August 6th, 2009 at 10:32 pm
really appreciate the link peeps. it’s an interesting story and a fascinating issue.
August 11th, 2009 at 5:24 am
As usual, I am late to the conversation. I had a funeral this weekend and am just getting back into my routine.
I have to wonder … the article only seemed to speak about the parents keeping the gender out of the conversation, but did not seem to speak about whether or not they were hiding the gender from “Pop.” And having raised two children to teenager status now, I can assure everyone that with child #2 on the way, they will have far less control over “the conversation” once “Pop” begins to speak. Their little experiment will be over with when s/he turns about 3. It’s a nice idea, but really a little naive when one thinks about it.
August 11th, 2009 at 10:10 am
apparently they have no intention of keeping pop’s gender from popself or from people around pop who really need to know (i.e. those who would have reason to see pop naked). the idea is to try to stem the tide of cultural expectation placed upon pop (both internally and externally) due simply to pop’s gender.
August 11th, 2009 at 1:24 pm
I’ve read about this before and thought it was fascinating. I wonder whether Pop’s parents acknowledge their own gender(s)? What does Pop call them (mom, dad)? Wouldn’t this in itself influence how Pop views gender?
August 24th, 2009 at 8:12 pm
I have finally gotten around to commenting on this…
I think that “gender” is not a bad thing. God created humans with gender – male and female. “Gender roles” is entirely different, and perhaps this is what this couple is over-reacting to in their quest with “Pop”… but I find it hard to condone a social experiment on a child.
There is great power in words, to be certain.
deb
September 1st, 2009 at 9:55 pm
Okay, I am now thoroughly confused; is this a ‘Christian site’ or a secular site? I encountered it through another ‘Christian’ site and have been–in succession–mildly irritated, alarmingly amused, and now absolutely horrified! You people have some serious issues that need professional help–as does that couple with the inevitably gender-confused child.
Obviously God still has no idea what he’s doing and desperately needs our help….
September 4th, 2009 at 3:30 am
I think all parents do social experiments on their children. “Maybe if she doesn’t hang around that kid she won’t be influenced in that way,” or “I’ll make sure my child is in classes with the “smart” kids so that they’ll be smart, too” or whatever. I don’t see the difference between these common scenarios and the one in this article. I think this case stands out as strange because many people don’t seem to do this, at least not as drastically as this.
P.S. A child needs love, not to know whether or not she/he should be wearing dresses or “boy’s” clothes (whatever those are). Maybe this child won’t fit in with more mainstreamed children later on, but that doesn’t mean she/he will be alone.
And, um, Regina?
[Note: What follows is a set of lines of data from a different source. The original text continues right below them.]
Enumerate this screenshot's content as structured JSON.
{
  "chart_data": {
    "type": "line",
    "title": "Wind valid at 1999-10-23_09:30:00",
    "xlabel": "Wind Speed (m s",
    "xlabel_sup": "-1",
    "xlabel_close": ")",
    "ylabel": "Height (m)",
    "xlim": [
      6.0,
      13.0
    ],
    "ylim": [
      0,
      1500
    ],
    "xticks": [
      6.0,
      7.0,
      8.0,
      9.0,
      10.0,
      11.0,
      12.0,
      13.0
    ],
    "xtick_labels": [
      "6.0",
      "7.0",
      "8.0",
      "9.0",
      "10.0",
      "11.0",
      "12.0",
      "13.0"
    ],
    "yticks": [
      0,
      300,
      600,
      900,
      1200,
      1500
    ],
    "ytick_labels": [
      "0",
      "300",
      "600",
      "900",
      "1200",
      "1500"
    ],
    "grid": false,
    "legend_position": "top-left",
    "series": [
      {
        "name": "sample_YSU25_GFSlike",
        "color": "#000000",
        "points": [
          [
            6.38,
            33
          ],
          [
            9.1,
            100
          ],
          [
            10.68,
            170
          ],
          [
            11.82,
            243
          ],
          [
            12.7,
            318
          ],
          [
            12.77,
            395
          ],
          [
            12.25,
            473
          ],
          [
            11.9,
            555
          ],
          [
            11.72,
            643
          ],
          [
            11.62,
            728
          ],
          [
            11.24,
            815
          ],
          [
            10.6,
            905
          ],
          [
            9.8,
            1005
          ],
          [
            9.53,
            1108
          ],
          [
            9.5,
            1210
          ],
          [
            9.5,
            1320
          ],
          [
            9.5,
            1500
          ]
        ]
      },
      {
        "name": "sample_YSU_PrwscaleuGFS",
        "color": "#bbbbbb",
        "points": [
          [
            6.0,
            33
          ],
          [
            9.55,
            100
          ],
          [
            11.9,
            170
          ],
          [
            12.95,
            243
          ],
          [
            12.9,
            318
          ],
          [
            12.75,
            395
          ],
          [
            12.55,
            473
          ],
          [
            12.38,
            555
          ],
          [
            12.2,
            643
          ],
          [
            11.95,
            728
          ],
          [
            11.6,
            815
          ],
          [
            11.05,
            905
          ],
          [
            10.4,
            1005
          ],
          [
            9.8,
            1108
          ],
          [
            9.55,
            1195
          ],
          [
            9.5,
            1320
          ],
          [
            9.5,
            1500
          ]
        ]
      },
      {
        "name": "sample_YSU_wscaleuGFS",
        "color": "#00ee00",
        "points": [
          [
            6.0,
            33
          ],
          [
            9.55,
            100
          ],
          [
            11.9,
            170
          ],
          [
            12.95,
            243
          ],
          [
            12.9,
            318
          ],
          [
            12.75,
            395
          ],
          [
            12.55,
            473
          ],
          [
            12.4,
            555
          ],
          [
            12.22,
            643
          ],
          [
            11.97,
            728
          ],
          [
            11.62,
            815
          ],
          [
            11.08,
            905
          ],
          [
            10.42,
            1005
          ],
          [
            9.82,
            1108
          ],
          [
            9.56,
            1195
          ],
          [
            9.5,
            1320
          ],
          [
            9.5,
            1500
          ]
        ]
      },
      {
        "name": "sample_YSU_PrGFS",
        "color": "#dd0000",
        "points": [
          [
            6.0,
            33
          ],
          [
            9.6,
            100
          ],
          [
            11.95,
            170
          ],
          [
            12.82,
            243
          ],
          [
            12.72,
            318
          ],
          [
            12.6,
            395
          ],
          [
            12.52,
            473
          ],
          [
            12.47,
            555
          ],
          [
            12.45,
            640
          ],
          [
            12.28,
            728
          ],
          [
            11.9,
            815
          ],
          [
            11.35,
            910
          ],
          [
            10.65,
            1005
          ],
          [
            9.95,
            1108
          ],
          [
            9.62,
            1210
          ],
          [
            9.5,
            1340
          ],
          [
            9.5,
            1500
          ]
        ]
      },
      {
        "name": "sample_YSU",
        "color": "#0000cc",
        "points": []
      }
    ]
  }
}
You don’t need to be rude. Thanks.
September 8th, 2009 at 1:48 pm
Interestingly enough, Sarah, ‘rude’ is not an adjective that those who know me well would attribute to my character. If asked, my friends would likely say that I have the potential for exasperation and can be somewhat iriitated by the obviously stupid and illogical(hence my comments); however, I would first be described as kind, compassionate, and understanding. Frankly, I don’t consider my reaction ‘rude’ at all–horrified maybe, but not rude.